Titanium tetraiodide is an inorganic compound with the formula TiI₄. It is a black volatile solid, first reported by Rudolph Weber in 1863.^[2] It is an intermediate in the van Arkel–de Boer process for the purification of titanium.

Physical properties

TiI₄ is a rare molecular binary metal iodide, consisting of isolated molecules of tetrahedral Ti(IV) centers. The Ti-I distances are 261 pm.^[3] Reflecting its molecular character, TiI₄ can be distilled without decomposition at one atmosphere; this property is the basis of its use in the van Arkel–de Boer process. The difference in melting point between TiCl₄ (m.p. -24 °C) and TiI₄ (m.p. 150 °C) is comparable to the difference between the melting points of CCl₄ (m.p. -23 °C) and CI₄ (m.p. 168 °C), reflecting the stronger intermolecular van der Waals bonding in the iodides.

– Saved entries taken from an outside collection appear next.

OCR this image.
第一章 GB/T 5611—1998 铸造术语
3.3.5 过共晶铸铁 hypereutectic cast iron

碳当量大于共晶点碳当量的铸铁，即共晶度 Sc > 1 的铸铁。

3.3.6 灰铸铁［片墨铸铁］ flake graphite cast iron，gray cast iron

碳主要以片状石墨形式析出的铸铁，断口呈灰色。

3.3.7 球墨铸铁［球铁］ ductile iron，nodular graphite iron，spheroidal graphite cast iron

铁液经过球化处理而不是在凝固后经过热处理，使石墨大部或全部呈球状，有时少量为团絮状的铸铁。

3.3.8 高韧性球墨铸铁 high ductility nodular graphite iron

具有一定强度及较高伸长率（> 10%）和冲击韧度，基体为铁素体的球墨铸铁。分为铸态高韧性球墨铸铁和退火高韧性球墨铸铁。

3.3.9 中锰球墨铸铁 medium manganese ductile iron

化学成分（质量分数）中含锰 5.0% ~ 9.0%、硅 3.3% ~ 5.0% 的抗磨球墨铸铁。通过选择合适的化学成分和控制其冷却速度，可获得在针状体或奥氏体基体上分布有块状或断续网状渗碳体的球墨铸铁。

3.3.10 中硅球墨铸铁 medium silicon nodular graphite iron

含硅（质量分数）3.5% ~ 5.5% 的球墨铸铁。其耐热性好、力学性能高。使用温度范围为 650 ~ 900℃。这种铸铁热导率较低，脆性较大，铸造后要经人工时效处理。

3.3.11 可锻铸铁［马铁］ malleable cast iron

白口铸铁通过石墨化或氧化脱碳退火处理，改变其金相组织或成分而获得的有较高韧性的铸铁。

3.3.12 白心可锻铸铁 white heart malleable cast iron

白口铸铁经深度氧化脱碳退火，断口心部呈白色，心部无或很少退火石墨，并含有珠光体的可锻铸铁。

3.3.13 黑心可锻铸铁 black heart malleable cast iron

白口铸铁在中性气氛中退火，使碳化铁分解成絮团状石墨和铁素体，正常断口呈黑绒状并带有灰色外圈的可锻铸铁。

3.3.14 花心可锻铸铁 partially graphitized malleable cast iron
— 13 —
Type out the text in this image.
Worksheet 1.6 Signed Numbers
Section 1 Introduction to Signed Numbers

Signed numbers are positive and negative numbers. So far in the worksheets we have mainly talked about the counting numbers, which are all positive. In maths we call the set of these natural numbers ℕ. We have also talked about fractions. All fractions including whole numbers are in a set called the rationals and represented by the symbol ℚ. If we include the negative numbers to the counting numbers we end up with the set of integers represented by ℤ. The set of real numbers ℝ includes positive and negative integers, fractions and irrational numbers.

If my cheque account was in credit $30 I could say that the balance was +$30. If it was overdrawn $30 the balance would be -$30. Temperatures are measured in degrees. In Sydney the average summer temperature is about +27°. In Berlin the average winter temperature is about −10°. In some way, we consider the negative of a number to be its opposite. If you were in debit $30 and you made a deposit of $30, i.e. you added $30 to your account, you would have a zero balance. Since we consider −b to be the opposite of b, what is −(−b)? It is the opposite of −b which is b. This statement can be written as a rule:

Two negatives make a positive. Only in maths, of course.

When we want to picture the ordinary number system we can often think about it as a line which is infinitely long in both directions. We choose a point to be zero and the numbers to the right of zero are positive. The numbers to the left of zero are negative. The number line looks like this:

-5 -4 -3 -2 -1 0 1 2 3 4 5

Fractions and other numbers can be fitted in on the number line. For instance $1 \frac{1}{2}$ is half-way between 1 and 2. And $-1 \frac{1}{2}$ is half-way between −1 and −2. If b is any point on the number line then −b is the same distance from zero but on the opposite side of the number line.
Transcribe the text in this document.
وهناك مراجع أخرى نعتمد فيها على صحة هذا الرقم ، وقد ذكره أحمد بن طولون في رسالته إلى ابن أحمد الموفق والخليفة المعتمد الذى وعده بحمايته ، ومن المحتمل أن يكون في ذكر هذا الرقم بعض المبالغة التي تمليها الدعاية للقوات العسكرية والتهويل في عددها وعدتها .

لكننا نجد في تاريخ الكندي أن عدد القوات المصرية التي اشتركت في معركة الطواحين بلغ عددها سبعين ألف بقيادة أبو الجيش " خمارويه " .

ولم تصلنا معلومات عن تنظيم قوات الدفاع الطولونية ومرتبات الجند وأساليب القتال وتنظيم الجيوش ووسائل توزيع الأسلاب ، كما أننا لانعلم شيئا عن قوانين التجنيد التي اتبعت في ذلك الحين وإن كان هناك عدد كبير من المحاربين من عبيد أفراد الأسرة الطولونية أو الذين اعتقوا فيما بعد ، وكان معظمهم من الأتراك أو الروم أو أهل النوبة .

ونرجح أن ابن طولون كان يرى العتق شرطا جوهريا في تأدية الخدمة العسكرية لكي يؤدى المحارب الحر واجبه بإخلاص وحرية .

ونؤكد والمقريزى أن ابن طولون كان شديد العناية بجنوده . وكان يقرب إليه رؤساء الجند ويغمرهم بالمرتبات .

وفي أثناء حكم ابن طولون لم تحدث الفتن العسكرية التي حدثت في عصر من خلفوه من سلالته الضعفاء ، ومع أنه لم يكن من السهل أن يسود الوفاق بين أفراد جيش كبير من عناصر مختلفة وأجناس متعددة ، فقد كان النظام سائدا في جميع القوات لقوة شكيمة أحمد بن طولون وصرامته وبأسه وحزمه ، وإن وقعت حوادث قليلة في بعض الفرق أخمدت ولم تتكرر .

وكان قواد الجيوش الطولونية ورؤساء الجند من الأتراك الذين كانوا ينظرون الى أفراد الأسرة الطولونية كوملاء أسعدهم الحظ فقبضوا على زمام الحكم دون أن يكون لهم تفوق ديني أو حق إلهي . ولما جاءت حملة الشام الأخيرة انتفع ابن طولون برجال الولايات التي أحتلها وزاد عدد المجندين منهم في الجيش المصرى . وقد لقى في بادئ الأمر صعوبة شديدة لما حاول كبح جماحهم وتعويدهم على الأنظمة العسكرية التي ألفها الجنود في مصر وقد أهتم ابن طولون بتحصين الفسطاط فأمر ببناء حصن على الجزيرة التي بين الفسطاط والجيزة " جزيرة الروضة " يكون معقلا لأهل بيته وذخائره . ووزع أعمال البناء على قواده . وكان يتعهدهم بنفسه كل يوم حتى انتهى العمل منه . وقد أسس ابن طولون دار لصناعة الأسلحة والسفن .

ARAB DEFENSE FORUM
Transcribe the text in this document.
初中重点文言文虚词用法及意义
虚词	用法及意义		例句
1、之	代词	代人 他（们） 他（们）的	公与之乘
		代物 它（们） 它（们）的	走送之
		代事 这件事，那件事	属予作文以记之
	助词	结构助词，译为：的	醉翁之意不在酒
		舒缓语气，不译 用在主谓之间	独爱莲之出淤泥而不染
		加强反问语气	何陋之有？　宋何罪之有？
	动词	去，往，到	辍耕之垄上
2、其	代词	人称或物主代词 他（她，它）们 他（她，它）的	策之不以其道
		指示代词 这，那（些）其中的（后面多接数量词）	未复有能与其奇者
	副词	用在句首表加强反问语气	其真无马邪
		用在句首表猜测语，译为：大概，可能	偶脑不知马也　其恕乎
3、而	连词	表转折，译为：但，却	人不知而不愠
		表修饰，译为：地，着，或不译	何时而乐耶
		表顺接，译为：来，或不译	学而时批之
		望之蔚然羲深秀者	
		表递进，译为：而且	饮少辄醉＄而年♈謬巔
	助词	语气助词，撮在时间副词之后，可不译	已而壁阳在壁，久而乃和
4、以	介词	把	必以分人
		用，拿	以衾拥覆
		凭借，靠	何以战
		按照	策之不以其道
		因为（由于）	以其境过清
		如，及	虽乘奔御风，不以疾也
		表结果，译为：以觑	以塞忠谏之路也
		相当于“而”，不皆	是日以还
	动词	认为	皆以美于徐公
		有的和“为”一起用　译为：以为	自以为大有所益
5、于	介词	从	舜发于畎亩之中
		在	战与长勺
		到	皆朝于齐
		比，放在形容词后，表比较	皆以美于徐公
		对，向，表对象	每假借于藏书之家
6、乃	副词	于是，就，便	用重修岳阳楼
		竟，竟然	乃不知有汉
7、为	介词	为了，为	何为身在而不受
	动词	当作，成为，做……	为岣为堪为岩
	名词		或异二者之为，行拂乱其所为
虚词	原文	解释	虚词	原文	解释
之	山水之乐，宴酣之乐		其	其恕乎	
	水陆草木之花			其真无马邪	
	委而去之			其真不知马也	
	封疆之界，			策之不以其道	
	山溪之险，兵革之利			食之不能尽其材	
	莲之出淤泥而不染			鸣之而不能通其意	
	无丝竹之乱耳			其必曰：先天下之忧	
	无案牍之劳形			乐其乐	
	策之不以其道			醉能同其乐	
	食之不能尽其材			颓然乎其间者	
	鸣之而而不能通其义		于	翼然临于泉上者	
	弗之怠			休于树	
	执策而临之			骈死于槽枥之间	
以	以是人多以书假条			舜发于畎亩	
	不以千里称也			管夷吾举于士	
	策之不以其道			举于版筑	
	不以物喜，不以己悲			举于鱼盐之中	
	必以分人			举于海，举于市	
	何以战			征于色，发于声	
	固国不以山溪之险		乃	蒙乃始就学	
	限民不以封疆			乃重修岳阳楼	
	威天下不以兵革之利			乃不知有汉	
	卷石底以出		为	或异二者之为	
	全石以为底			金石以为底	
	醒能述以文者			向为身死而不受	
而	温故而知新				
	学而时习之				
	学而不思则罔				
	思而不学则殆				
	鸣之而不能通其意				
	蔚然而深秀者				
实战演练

Two polymorphs of TiI₄ exist, one of which is highly soluble in organic solvents. In the less soluble cubic form, the Ti-I distances are 261 pm.^[3]

Production

Three methods are well known: 1) From the elements, typically using a tube furnace at 425 °C:^[4]

Ti + 2 I₂ → TiI₄

This reaction can be reversed to produce highly pure films of Ti metal.^[5]

2) Exchange reaction from titanium tetrachloride and HI.

TiCl₄ + 4 HI → TiI₄ + 4 HCl

3) Oxide-iodide exchange from aluminium iodide.

3 TiO₂ + 4 AlI₃ → 3 TiI₄ + 2 Al₂O₃

Reactions

Like TiCl₄ and TiBr₄, TiI₄ forms adducts with Lewis bases, and it can also be reduced. When the reduction is conducted in the presence of Ti metal, one obtains polymeric Ti(III) and Ti(II) derivatives such as CsTi₂I₇ and the chain CsTiI₃, respectively.^[6]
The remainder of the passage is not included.